Vedrick Petra
Sore ini Petra nampak terdiam di bangku taman rumah sakit, Jovian yang beberapa waktu lalu sempat mengantar dan menjemputnya dengan rutin kini tidak ada lagi semenjak ia mengajukan gugatan cerai terhadap Jovian. Keadaan sore ini sedikit mendung dan Petra masih bertahan disana membiarkan dirinya ditemani kesedihan dan kekecewaan yang berkecamuk dalam hatinya, namun beberapa saat kemudian ia merasakan ada seseorang yang menepuk pundaknya dari arah belakang, ia mendongakkan kepala, tangan seorang pria yang ia mendarat dan mengacak pelan rambutnya.
“Vedrick,” kata Petra lalu bangkit berdiri,
“Ditelfon nggak digubris sengaja ngehindar?” tanya Vedrick.
“Lo...” Petra menatap heran Vedrick,
“Udah nggak usah heran, pulang yuk?”
“Nggak usah, gue pulang sendiri aja nanti.”
“Mau disini?” Wanita itu mengangguk, Vedrick pun duduk bersebelahan dengan Petra,
“Kalau mau pulang duluan nggak papa.” sela Petra
“Gue mau nemenin lo. Dangdut nggak tuh?” senyum simpul terbentuk di wajah Vedrick.
“Apaan sih,” Petra mendengus sesaat.
“Jangan nyiksa batin sendiri. sini cerita,” Vedrick mencondongkan badannya kepada Petra
“Vedrick.” wanita itu menatap Vedrick nanar tersirat kesedihan di sorot matanya.
“Apa, Ra?”
“Gue nggak tahu mau cerita gimana,” kalimat itu terlontar dari mulut Petra. Tanpa menjawab apapun, Vedrick merentangkan tangannya.
“Butuh peluk kalau udah nggak sanggup bicara?” katanya, Petra menatap Vedrick dan perlahan pecah dalam tangis. Perlahan Vedrick menarik Petra ke dalam dekapannya.
“Vedrick gue takut,”
“Jangan takut, ada gue. Jangan khawatirin hal yang belum tentu terjadi, jangan terpaku sama hal yang udah terjadi juga.” Petra hanya menangis, keduanya hanyut dalam dekapan yang mengisyaratkan lara kala itu.
“Jangan diceritain kalau belum sanggup, Ra. Nanti aja, ya? Nangis aja dulu.” Vedrick menepuk pelan punggung wanita di pelukannya itu, Petra langsung terisak punggungnya bergetar kala tiba di pelukan Vedrick.
“Nangis aja sepuas lo, luapin semua.” Petra membenamkan wajahnya di sela leher Vedrick, Sebuah perasaan gelisah dan risalah menyelinap di hati Petra.
“Sakit, Vedrick, sakit...” mendengar ucapan itu ada desiran nyeri di hati Vedrick, tangan Vedrick masih menepuk pelan punggung Petra.
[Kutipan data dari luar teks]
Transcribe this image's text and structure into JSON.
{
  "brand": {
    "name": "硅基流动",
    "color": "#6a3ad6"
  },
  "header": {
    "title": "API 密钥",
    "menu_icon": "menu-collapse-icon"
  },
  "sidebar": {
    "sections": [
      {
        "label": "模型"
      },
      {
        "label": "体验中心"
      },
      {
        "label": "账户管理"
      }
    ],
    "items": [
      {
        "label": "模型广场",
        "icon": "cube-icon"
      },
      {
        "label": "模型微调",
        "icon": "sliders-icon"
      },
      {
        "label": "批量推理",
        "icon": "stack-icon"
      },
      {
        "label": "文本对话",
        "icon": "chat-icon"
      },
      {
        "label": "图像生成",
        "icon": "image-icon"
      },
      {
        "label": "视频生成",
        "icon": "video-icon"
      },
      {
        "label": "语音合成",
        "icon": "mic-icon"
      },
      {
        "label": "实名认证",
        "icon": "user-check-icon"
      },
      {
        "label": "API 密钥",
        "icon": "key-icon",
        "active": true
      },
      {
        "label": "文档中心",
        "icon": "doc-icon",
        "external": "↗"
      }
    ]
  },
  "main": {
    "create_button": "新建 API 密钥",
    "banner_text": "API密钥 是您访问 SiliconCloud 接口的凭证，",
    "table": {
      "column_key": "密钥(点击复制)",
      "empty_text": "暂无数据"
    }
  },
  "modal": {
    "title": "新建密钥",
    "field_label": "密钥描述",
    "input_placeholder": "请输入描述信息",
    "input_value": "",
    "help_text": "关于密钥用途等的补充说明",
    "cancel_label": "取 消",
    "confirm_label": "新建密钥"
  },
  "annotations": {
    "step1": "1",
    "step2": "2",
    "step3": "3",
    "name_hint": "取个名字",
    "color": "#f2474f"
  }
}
“Dateng ke gue kalau lagi sakit dan sedih ya, Ra.” Petra merenggangkan pelukan, Vedrick menggenggam jemari Petra dalam genggamannya, dilihatnya wanita di depannya masih terisak dan tersedu. Vedrick menarik pelan dagu Petra hingga wanita itu mendongakkan kepalanya menatap pria di depannya ini, satu tangan Vedrick mengusap air mata yang jatuh di pipi Petra. Langit abu yang menggulung menyaksikan dua insan itu kembali memeluk satu sama lain. Vedrick memang selalu bisa meredakan gundah yang Petra rasakan. Tanpa melakukan apapun, Vedrick selalu datang di waktu yang tepat.
Sekali lagi―kuat-kuat Petra menatap Vedrick dan memejam menahan air matanya yang mulai berdesakan keluar dari pelupuk matanya,
“Gue udah ajuin gugatan cerai, Jovian udah tanda tangan. Ternyata perpisahan gue sama dia lebih cepat dari satu tahun yang kita targetin.” Petra bertutur dengan suara parau. Memang benar, kenyataan pahit harus Petra hadapi saat ini.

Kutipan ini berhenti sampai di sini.